How did the Republicans win the Senate when the Democrats got millions more votes?
- Senate electoral process means although Democrats received more overall votes for the Senate than Republicans, that does not translate to more seats
- Mixed result undermined Democratic hopes of a blue wave in an election billed as a referendum on Trump

The 2018 US midterm elections brought significant gains for Democrats, who retook the House of Representatives and snatched several governorships from the grip of Republicans.
But some were left questioning why Democrats suffered a series of setbacks that prevented the party from picking up even more seats and, perhaps most consequentially, left the US Senate in Republican hands.
Among the most eye-catching was a statistic showing Democrats led Republicans by more than 12 million votes in Senate races, and yet still suffered losses on the night and failed to win a majority of seats in the chamber.
The obvious discrepancy between votes cast and seats won renewed some frustration on the left with an electoral system they complained gives an advantage to conservative-leaning states.

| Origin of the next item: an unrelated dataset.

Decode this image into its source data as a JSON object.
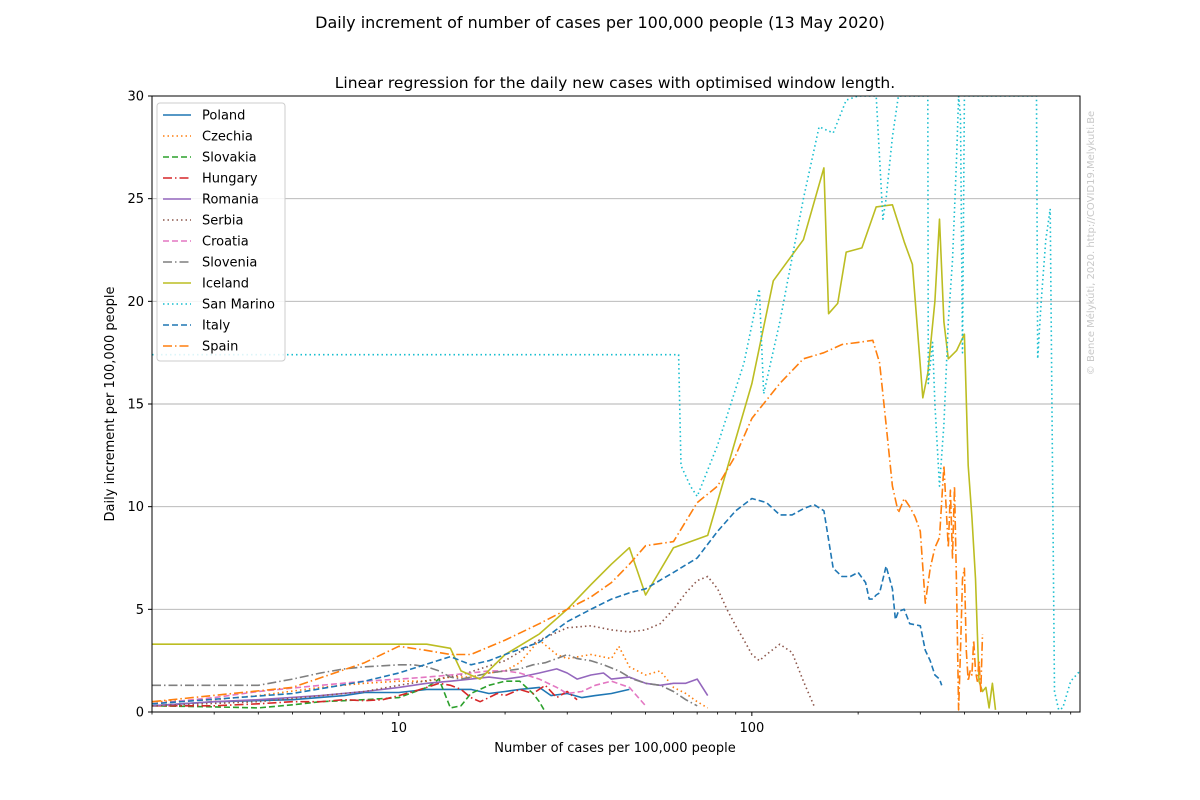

But constitutional law experts said more pressing concerns for Democrats could be found in a combination of gerrymandering and voter suppression tactics that might have prevented them from winning an even larger majority in the House and some key statewide elections.
“The rise of minority rule in America is now unmistakable,” said Laurence Tribe, a constitutional law professor at Harvard University.
“Especially with a sitting president who won a majority in the electoral college [in 2016] while receiving roughly 3 million fewer votes than his opponent, and a Supreme Court five of whose nine justices were nominated by Republican presidents who collectively received fewer popular votes than their Democratic opponents and were confirmed by Senates similarly skewed.”